Following his time in The Deserters, MacLean joined Canadian rock darlings Platinum Blonde for their 1985 album, Alien Shores, writing or co-writing a few songs on the record. The multi-platinum selling album, featuring Situation Critical, Crying Over You and Hungry Eyes, would be followed up by 1987's Contact and Yeah Yeah Yeah, a record released in 1990 with the band now called The Blondes.

Although Platinum Blonde would return in the '90s with lead singer Mark Holmes fronting a new lineup, MacLean went into his solo career with his debut album, Don't Look Back, in 1990, the single being the sweet and radio-friendly title track.

In 1995, MacLean returned with another solo album, Clear, featuring songs written with Holmes.

MacLean also had his fingers in the business side of the music industry, creating the company hMh Music and serving as its artistic director. The company, with its headquarters in downtown Toronto, featured various programs from recording and audio engineering to DJ arts and had just opened in early September.

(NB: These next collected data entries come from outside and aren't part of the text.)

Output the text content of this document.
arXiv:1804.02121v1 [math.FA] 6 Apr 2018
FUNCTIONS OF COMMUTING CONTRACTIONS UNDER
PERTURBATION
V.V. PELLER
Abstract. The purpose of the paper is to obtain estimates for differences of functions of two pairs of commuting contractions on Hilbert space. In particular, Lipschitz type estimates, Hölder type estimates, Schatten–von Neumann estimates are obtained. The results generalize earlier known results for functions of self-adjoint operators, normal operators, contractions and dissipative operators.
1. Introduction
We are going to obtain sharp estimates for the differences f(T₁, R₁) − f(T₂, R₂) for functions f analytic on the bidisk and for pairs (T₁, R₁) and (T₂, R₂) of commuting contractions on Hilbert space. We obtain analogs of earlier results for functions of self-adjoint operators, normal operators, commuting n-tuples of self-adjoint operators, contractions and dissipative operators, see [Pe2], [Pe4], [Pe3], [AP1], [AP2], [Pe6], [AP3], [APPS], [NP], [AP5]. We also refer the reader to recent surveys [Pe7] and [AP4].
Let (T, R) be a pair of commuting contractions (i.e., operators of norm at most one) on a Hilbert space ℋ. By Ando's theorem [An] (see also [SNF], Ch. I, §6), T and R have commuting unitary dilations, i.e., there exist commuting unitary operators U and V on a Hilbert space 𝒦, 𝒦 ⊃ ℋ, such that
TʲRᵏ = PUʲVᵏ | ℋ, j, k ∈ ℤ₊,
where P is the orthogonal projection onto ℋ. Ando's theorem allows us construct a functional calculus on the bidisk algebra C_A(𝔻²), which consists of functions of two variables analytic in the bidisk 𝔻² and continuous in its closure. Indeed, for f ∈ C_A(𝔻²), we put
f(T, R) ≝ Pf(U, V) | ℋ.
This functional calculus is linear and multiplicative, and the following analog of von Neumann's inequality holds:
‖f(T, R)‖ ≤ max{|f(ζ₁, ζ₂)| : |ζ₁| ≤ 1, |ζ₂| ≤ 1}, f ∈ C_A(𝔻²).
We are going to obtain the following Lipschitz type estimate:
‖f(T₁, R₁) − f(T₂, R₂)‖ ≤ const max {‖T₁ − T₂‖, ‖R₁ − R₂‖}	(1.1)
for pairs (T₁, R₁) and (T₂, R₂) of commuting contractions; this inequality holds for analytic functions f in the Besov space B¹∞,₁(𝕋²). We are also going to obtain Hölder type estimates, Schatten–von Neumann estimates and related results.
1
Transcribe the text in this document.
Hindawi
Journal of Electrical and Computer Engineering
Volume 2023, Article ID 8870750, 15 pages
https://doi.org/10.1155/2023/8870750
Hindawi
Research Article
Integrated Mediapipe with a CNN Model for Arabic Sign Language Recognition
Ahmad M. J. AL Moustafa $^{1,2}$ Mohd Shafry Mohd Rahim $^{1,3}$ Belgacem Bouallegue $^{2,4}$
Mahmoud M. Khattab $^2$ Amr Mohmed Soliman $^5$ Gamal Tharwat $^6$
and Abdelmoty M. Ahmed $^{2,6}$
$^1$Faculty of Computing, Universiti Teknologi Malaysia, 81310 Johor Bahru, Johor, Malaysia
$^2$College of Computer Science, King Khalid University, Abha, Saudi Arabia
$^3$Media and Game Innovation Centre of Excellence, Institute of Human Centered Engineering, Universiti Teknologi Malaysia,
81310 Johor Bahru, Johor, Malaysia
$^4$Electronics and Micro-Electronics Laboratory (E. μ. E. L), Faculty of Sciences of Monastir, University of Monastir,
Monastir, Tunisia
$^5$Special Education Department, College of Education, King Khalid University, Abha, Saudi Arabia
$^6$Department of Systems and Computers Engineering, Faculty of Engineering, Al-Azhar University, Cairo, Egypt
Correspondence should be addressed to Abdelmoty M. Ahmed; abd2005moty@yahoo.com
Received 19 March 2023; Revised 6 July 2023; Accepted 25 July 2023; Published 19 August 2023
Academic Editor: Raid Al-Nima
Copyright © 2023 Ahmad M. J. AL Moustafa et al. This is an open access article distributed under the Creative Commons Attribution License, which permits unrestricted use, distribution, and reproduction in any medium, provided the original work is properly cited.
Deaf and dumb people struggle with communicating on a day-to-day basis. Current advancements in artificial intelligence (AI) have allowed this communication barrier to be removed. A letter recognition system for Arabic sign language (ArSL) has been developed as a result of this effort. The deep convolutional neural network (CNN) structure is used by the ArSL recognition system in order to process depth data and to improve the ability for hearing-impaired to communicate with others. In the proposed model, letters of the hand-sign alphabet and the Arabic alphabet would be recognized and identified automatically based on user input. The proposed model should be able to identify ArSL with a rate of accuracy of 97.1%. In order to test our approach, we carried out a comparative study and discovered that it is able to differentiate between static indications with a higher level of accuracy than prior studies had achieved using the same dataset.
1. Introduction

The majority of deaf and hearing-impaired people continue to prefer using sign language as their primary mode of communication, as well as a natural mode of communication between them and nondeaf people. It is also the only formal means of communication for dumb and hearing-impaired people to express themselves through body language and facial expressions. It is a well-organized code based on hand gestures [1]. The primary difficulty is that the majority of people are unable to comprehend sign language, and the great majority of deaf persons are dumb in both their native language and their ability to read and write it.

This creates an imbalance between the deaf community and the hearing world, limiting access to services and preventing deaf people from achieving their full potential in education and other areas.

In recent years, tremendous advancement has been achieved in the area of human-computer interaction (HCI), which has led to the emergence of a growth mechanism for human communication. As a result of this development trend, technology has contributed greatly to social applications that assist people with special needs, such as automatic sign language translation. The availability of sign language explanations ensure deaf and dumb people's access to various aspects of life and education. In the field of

Aside from his solo work, MacLean was also one of the core members behind a new project entitled Rock Through The Ages (or Rock TTA), a show featuring a stellar line-up of seasoned musicians doing songs from the '50s such as Ben E. King's Stand By Me to a horde of Beatles hits up to Keane's Everybody's Changing and Coldplay's Yellow.

According to the news release, MacLean's family has arranged for a private funeral which will be followed by a memorial service for friends and associates. The date has yet to be announced.